OMAHA–(AP Jan. 8)–Despite more than doubling releases from its reservoir system, the U.S. Army Corps of Engineers still doesn’t expect to eliminate all the leftover water from last year’s near-record runoff that led to massive Missouri River flooding.
The Corps had been discharging about twice the normal winter amount from Gavins Point Dam — the southernmost in the six-dam system. The Corps said it was raising the discharge this month to 30,000 cubic feet (849.5 cubic meters) per second, an increase of more than 11%.
Until a seasonal decrease that began in November, the amount being released had been 80,000 cubic feet (2,265 cubic meters) per second for months, also more than twice the average.

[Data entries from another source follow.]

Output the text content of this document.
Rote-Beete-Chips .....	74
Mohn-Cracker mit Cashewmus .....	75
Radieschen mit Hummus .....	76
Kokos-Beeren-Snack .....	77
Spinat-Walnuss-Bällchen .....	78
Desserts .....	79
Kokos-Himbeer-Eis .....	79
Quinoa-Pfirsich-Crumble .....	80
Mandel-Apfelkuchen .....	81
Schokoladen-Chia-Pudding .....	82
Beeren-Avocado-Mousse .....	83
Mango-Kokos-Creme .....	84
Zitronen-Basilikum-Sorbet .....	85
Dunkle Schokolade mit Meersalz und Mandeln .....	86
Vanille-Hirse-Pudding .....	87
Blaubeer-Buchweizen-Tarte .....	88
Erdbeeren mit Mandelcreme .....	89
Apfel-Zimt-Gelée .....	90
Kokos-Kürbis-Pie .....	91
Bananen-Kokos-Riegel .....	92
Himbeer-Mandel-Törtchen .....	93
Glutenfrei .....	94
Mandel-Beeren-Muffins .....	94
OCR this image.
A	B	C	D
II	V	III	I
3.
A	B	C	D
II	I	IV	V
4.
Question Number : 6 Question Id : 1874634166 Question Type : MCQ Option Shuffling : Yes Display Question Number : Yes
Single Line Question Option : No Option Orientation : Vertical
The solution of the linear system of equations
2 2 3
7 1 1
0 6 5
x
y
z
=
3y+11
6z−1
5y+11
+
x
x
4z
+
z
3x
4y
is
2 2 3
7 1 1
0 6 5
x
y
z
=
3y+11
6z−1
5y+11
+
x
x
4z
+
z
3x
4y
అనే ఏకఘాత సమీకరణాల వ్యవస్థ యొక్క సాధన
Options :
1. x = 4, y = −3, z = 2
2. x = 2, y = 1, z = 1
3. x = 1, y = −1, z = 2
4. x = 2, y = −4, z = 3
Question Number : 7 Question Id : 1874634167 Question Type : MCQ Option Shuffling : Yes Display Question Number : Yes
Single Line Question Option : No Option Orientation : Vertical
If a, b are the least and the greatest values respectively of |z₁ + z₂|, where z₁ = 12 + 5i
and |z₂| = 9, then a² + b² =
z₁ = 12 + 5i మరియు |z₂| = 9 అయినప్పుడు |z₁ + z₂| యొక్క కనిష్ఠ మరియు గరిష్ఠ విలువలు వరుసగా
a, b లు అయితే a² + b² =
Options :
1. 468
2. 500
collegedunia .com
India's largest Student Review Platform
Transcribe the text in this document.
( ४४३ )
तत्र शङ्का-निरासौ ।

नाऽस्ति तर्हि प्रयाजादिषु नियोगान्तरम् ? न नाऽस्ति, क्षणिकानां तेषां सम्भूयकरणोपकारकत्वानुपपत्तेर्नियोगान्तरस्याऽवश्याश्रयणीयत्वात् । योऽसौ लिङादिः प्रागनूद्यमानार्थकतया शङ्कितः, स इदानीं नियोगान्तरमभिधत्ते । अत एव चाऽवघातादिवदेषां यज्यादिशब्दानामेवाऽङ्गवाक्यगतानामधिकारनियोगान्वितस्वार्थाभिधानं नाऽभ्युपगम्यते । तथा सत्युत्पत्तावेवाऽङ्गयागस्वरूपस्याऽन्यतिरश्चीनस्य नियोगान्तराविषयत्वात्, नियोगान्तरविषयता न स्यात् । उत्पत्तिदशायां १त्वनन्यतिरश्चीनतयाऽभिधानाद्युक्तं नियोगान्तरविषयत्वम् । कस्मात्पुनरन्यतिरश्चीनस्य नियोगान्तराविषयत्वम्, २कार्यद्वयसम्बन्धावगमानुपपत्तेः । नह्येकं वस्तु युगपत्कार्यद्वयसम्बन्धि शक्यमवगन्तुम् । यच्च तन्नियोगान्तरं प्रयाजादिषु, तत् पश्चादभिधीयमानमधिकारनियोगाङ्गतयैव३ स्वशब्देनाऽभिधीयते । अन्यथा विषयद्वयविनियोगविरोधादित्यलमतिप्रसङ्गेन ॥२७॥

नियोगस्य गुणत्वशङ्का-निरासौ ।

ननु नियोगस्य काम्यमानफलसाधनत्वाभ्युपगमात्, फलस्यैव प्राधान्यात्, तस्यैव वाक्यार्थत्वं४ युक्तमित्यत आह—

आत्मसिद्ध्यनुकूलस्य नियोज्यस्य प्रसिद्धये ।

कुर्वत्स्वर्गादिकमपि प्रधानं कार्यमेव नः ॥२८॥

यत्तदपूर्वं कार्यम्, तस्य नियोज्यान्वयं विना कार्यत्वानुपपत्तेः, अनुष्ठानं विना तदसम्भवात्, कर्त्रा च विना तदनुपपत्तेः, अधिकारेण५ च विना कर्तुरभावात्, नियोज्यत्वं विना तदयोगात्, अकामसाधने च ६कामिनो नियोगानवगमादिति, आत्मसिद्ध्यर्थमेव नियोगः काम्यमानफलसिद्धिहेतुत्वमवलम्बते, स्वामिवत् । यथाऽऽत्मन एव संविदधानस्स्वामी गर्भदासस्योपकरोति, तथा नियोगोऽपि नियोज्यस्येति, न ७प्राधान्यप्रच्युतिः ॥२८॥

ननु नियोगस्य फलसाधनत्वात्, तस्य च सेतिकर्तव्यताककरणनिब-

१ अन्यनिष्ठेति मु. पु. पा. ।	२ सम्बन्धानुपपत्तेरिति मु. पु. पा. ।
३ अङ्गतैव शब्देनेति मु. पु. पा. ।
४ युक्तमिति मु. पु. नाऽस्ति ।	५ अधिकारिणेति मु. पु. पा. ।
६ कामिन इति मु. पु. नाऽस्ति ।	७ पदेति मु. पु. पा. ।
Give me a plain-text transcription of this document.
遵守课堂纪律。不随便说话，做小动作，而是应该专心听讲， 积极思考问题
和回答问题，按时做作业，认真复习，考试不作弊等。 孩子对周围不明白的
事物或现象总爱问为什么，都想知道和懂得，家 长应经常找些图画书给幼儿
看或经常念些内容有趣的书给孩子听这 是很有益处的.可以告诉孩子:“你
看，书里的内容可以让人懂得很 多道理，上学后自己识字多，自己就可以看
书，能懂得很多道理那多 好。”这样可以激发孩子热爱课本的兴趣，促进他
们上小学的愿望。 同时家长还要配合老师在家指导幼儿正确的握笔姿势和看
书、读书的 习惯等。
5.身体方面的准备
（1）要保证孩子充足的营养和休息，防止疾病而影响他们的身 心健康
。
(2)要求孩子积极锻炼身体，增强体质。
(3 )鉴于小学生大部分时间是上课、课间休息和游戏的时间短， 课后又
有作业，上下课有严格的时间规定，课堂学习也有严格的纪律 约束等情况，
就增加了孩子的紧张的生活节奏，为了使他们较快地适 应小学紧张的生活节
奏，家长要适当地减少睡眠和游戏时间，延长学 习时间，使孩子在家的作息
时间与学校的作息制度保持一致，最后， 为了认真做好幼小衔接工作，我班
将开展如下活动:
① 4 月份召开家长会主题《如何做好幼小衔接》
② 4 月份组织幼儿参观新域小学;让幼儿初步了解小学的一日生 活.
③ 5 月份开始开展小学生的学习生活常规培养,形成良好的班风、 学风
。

Areas along the Missouri River and its tributaries in parts of Nebraska, Kansas, Iowa and Missouri were ravaged by floodwaters in the early spring. Heavy rains later in the year reflooded many areas that had been left unprotected because of levee failures.
John Remus, chief of the Corps’ Missouri River management, told the Omaha World-Herald the reservoir system needs to make as much space as possible in light of the National Weather Service forecast for warmer than normal weather and higher than normal runoff in January and February.
The Corps normally doesn’t release more during the winter because of the potential for ice jams and dams upriver, Remus told The Associated Press on Wednesday.
Once the river freezes over it essentially becomes a pipe, Remus said, limiting its capacity.
If you increase the releases and “burst the pipe you’re dealing with ice jams and possibly ice dams” that cause flooding nearby, he said. “Our ability to release water goes practically to zero until that ice gets moved out somehow.”
He cited for example a temporary cutback in the release at North Dakota’s Garrison Reservoir last week because of river ice conditions to the south, near Bismarck.
The Corps will keep a wary eye on the ice and river flow upstream and raise the Gavins Point and other releases if it can, Remus said.
The Corps estimates 2020 runoff will reach 36.3 million acre-feet (44.8 cubic kilometers), ninth highest out of 122 years. The highest year was 2011 with 61 million acre-feet (75.2 cubic kilometers), followed by 2019, with 60.9 million acre-feet (75.1 cubic kilometers).